Although infrequently mentioned in the published journal selections, Cornell’s mother pervades it by her exclusion. The confided privacies were not for her eyes, instead invoking an unseen world she could never inhabit and did not wish to know about. Her opinions were made irrelevant to Cornell’s visionary quest and, as noted, he gave up trying to talk to her about anything that mattered. This looks like the outcome of a long-established avoidant attachment style, a way of parlaying anxiety into substitute attachment objects. Cornell did talk to other women, for instance Patricia Jordan, about his mother when she was over eighty and having falls; he also talked about Robert aged fifty-two, whose misfortunes remained poignant. Cornell was looking for a nurse to join the household so that his mother would not have to move in with either of the married sisters in Westhampton (pp. 282-3). Earlier references to her mainly concern whether she was at home or away, she being described as his “neurotic fussing mother” (p. 264). But he could also write: “Robert joy again late afternoon after trying morning—Mother, ‘sweetness’” (p. 304). In view of such inability fully to accept or reject mother, Cornell kept the status quo as long as he could pursue the “white magic” of his art.

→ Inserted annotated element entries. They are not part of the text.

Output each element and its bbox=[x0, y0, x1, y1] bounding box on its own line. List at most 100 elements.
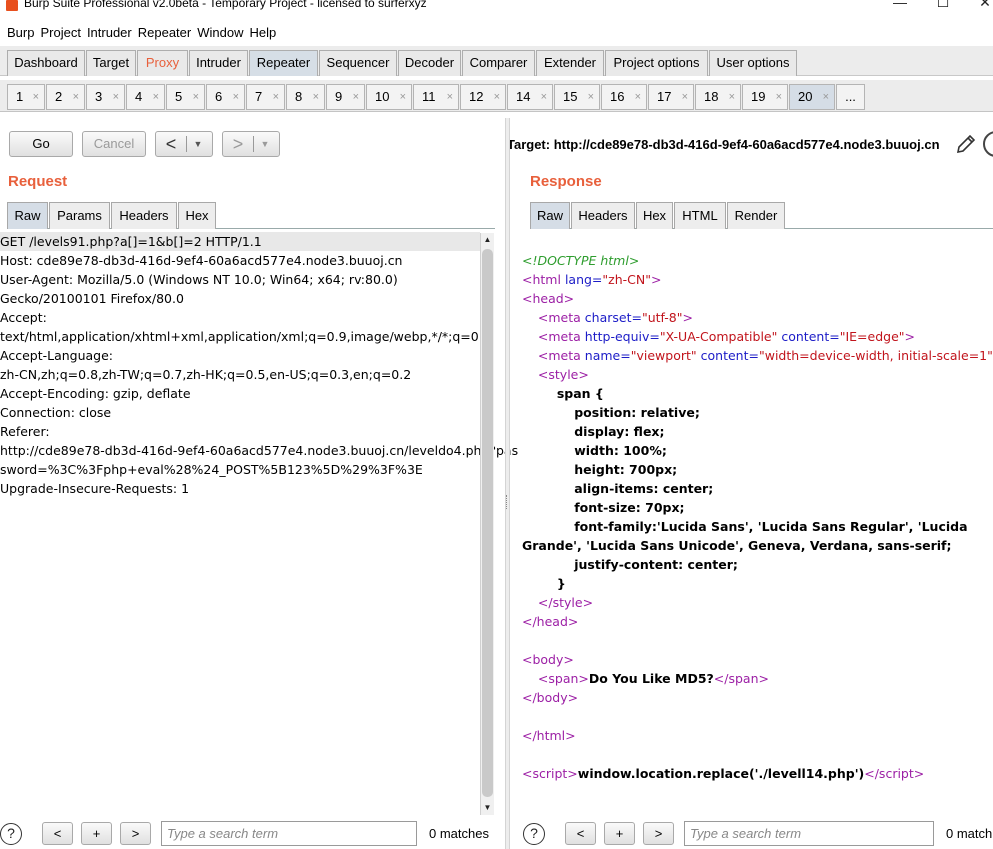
response-tab-headers[interactable]: Headers bbox=[571, 202, 635, 229]
tab-extender[interactable]: Extender bbox=[536, 50, 604, 76]
request-search-help-icon[interactable]: ? bbox=[0, 823, 22, 845]
response-editor[interactable]: <!DOCTYPE html> <html lang="zh-CN"> <hea… bbox=[522, 251, 993, 783]
minimize-button[interactable]: — bbox=[885, 0, 915, 10]
repeater-tab-5[interactable]: 5 × bbox=[166, 84, 205, 110]
repeater-tab-9[interactable]: 9 × bbox=[326, 84, 365, 110]
scrollbar-thumb[interactable] bbox=[482, 249, 493, 797]
close-tab-icon[interactable]: × bbox=[447, 85, 453, 109]
repeater-tab-12[interactable]: 12 × bbox=[460, 84, 506, 110]
repeater-tab-6[interactable]: 6 × bbox=[206, 84, 245, 110]
maximize-button[interactable]: ☐ bbox=[928, 0, 958, 11]
repeater-tab-4[interactable]: 4 × bbox=[126, 84, 165, 110]
close-tab-icon[interactable]: × bbox=[193, 85, 199, 109]
request-title: Request bbox=[8, 173, 68, 190]
scroll-up-icon[interactable]: ▲ bbox=[481, 233, 494, 247]
close-tab-icon[interactable]: × bbox=[776, 85, 782, 109]
edit-target-pencil-icon[interactable] bbox=[954, 132, 978, 156]
tab-intruder[interactable]: Intruder bbox=[189, 50, 248, 76]
response-tab-hex[interactable]: Hex bbox=[636, 202, 673, 229]
tab-decoder[interactable]: Decoder bbox=[398, 50, 461, 76]
response-tab-html[interactable]: HTML bbox=[674, 202, 726, 229]
request-search-add-button[interactable]: + bbox=[81, 822, 112, 845]
request-editor[interactable]: GET /levels91.php?a[]=1&b[]=2 HTTP/1.1 H… bbox=[0, 232, 519, 498]
scroll-down-icon[interactable]: ▼ bbox=[481, 801, 494, 815]
close-window-button[interactable]: ✕ bbox=[970, 0, 993, 11]
response-search-input[interactable] bbox=[684, 821, 934, 846]
repeater-tab-label: 16 bbox=[610, 89, 625, 104]
repeater-tab-label: 15 bbox=[563, 89, 578, 104]
close-tab-icon[interactable]: × bbox=[400, 85, 406, 109]
target-help-icon[interactable] bbox=[983, 131, 993, 157]
divider-grip-icon[interactable] bbox=[506, 495, 509, 509]
close-tab-icon[interactable]: × bbox=[494, 85, 500, 109]
menu-window[interactable]: Window bbox=[197, 25, 243, 40]
request-scrollbar[interactable]: ▲ ▼ bbox=[480, 233, 494, 815]
menu-burp[interactable]: Burp bbox=[7, 25, 34, 40]
menu-project[interactable]: Project bbox=[40, 25, 80, 40]
repeater-tab-20[interactable]: 20 × bbox=[789, 84, 835, 110]
repeater-tab-19[interactable]: 19 × bbox=[742, 84, 788, 110]
menu-help[interactable]: Help bbox=[249, 25, 276, 40]
response-tab-raw[interactable]: Raw bbox=[530, 202, 570, 229]
repeater-tab-8[interactable]: 8 × bbox=[286, 84, 325, 110]
repeater-tab-18[interactable]: 18 × bbox=[695, 84, 741, 110]
more-tabs-button[interactable]: ... bbox=[836, 84, 865, 110]
tab-project-options[interactable]: Project options bbox=[605, 50, 708, 76]
menu-bar: Burp Project Intruder Repeater Window He… bbox=[0, 20, 993, 44]
close-tab-icon[interactable]: × bbox=[635, 85, 641, 109]
back-button[interactable]: < ▼ bbox=[155, 131, 213, 157]
response-search-help-icon[interactable]: ? bbox=[523, 823, 545, 845]
repeater-tab-11[interactable]: 11 × bbox=[413, 84, 459, 110]
tab-repeater[interactable]: Repeater bbox=[249, 50, 318, 76]
request-search-next-button[interactable]: > bbox=[120, 822, 151, 845]
go-button[interactable]: Go bbox=[9, 131, 73, 157]
repeater-tab-16[interactable]: 16 × bbox=[601, 84, 647, 110]
menu-repeater[interactable]: Repeater bbox=[138, 25, 191, 40]
request-tab-headers[interactable]: Headers bbox=[111, 202, 177, 229]
repeater-tab-3[interactable]: 3 × bbox=[86, 84, 125, 110]
repeater-tab-label: 19 bbox=[751, 89, 766, 104]
request-tab-raw[interactable]: Raw bbox=[7, 202, 48, 229]
close-tab-icon[interactable]: × bbox=[233, 85, 239, 109]
response-search-add-button[interactable]: + bbox=[604, 822, 635, 845]
forward-button[interactable]: > ▼ bbox=[222, 131, 280, 157]
close-tab-icon[interactable]: × bbox=[273, 85, 279, 109]
close-tab-icon[interactable]: × bbox=[33, 85, 39, 109]
close-tab-icon[interactable]: × bbox=[823, 85, 829, 109]
tab-target[interactable]: Target bbox=[86, 50, 136, 76]
request-search-input[interactable] bbox=[161, 821, 417, 846]
cancel-button[interactable]: Cancel bbox=[82, 131, 146, 157]
close-tab-icon[interactable]: × bbox=[541, 85, 547, 109]
request-tab-params[interactable]: Params bbox=[49, 202, 110, 229]
close-tab-icon[interactable]: × bbox=[73, 85, 79, 109]
close-tab-icon[interactable]: × bbox=[313, 85, 319, 109]
close-tab-icon[interactable]: × bbox=[588, 85, 594, 109]
close-tab-icon[interactable]: × bbox=[353, 85, 359, 109]
tab-dashboard[interactable]: Dashboard bbox=[7, 50, 85, 76]
repeater-tab-17[interactable]: 17 × bbox=[648, 84, 694, 110]
request-line: http://cde89e78-db3d-416d-9ef4-60a6acd57… bbox=[0, 443, 519, 458]
repeater-tab-1[interactable]: 1 × bbox=[7, 84, 45, 110]
repeater-tab-2[interactable]: 2 × bbox=[46, 84, 85, 110]
request-tab-hex[interactable]: Hex bbox=[178, 202, 216, 229]
request-line: Accept-Language: bbox=[0, 348, 114, 363]
response-search-prev-button[interactable]: < bbox=[565, 822, 596, 845]
tab-proxy[interactable]: Proxy bbox=[137, 50, 188, 76]
tab-comparer[interactable]: Comparer bbox=[462, 50, 535, 76]
close-tab-icon[interactable]: × bbox=[153, 85, 159, 109]
response-search-next-button[interactable]: > bbox=[643, 822, 674, 845]
repeater-tab-10[interactable]: 10 × bbox=[366, 84, 412, 110]
split-pane-divider[interactable] bbox=[505, 118, 510, 849]
menu-intruder[interactable]: Intruder bbox=[87, 25, 132, 40]
close-tab-icon[interactable]: × bbox=[113, 85, 119, 109]
repeater-tab-7[interactable]: 7 × bbox=[246, 84, 285, 110]
tab-sequencer[interactable]: Sequencer bbox=[319, 50, 397, 76]
close-tab-icon[interactable]: × bbox=[729, 85, 735, 109]
response-tab-render[interactable]: Render bbox=[727, 202, 785, 229]
repeater-tab-15[interactable]: 15 × bbox=[554, 84, 600, 110]
tab-user-options[interactable]: User options bbox=[709, 50, 797, 76]
dropdown-icon: ▼ bbox=[193, 139, 203, 149]
close-tab-icon[interactable]: × bbox=[682, 85, 688, 109]
request-search-prev-button[interactable]: < bbox=[42, 822, 73, 845]
repeater-tab-14[interactable]: 14 × bbox=[507, 84, 553, 110]
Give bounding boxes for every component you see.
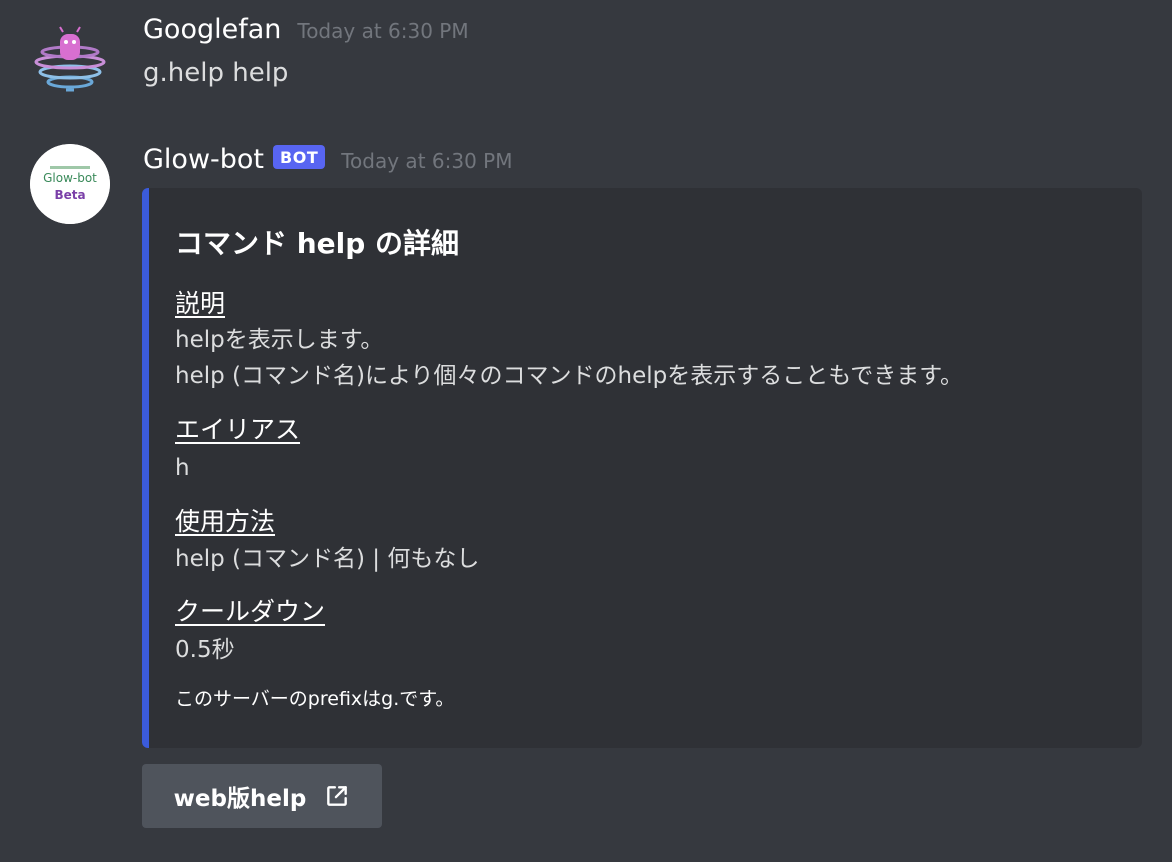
field-value-line: help (コマンド名)により個々のコマンドのhelpを表示することもできます。 [175,363,964,389]
button-label: web版help [173,786,307,812]
embed-accent-bar [142,188,149,748]
field-value-usage: help (コマンド名) | 何もなし [175,546,480,572]
message-content: g.help help [143,58,289,88]
bot-avatar[interactable]: Glow-bot Beta [30,144,110,224]
avatar-line2: Beta [54,188,85,202]
field-name-cooldown: クールダウン [175,597,326,626]
timestamp: Today at 6:30 PM [341,149,513,173]
glow-bot-logo-icon: Glow-bot Beta [30,144,110,224]
message-glow-bot: Glow-bot Beta Glow-bot BOT Today at 6:30… [0,128,1172,848]
field-value-aliases: h [175,455,190,481]
external-link-icon [324,783,350,809]
android-spinner-icon [34,26,106,92]
username[interactable]: Glow-bot [143,144,264,175]
field-name-description: 説明 [175,289,226,318]
chat-view: Googlefan Today at 6:30 PM g.help help G… [0,0,1172,862]
timestamp: Today at 6:30 PM [297,19,469,43]
field-name-aliases: エイリアス [175,415,301,444]
bot-tag: BOT [273,145,326,169]
field-value-cooldown: 0.5秒 [175,637,235,663]
embed: コマンド help の詳細 説明 helpを表示します。 help (コマンド名… [142,188,1142,748]
web-help-link-button[interactable]: web版help [142,764,382,828]
field-value-line: helpを表示します。 [175,327,384,353]
field-name-usage: 使用方法 [175,507,276,536]
embed-footer: このサーバーのprefixはg.です。 [175,688,455,710]
user-avatar[interactable] [30,20,110,100]
username[interactable]: Googlefan [143,14,281,45]
embed-title: コマンド help の詳細 [175,227,460,260]
avatar-line1: Glow-bot [43,171,97,185]
field-value-description: helpを表示します。 help (コマンド名)により個々のコマンドのhelpを… [175,322,963,394]
message-header: Glow-bot BOT Today at 6:30 PM [143,144,512,175]
message-header: Googlefan Today at 6:30 PM [143,14,469,45]
message-googlefan: Googlefan Today at 6:30 PM g.help help [0,0,1172,110]
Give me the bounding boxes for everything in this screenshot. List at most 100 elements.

When in 1965 Robert died, Joseph wrote: “Friday the 26th at 1:30 in the afternoon my blessed brother looked at his wall of the celestial toy trains, out on the saffron grounds of the ring-necked pheasants, glanced back and without a sign was released from his frail frame which had withstood such cruel pressures and tensions ... The way was already prepared for me; I have had singularly free feelings from any of the grief I would have anticipated” (p. 316). He adds a cryptic memoriaclass="underline" “Remembering the two stars ** two beautiful dealing with dawns! poet’s quest: “that Beauty furled/ Which penetrates and clasps and fills the world.” Shelley, Epipsychidion—love death” (p. 317). This is code language for a shared empathic understanding with Robert. Cornell commented in a letter to Wayne Andrews, “I am emerging from the enervation and have done something towards the memorial”, also noting, “Mother is taking it wonderfully” (p. 317). The next year he wrote to John Ashbury, “I’ll be giving the lion’s share of my time to my dear mother who has sustained remarkably” (p.333). When finally she moved to a sister’s house, Cornell slept peacefully in her bed a few days before her death.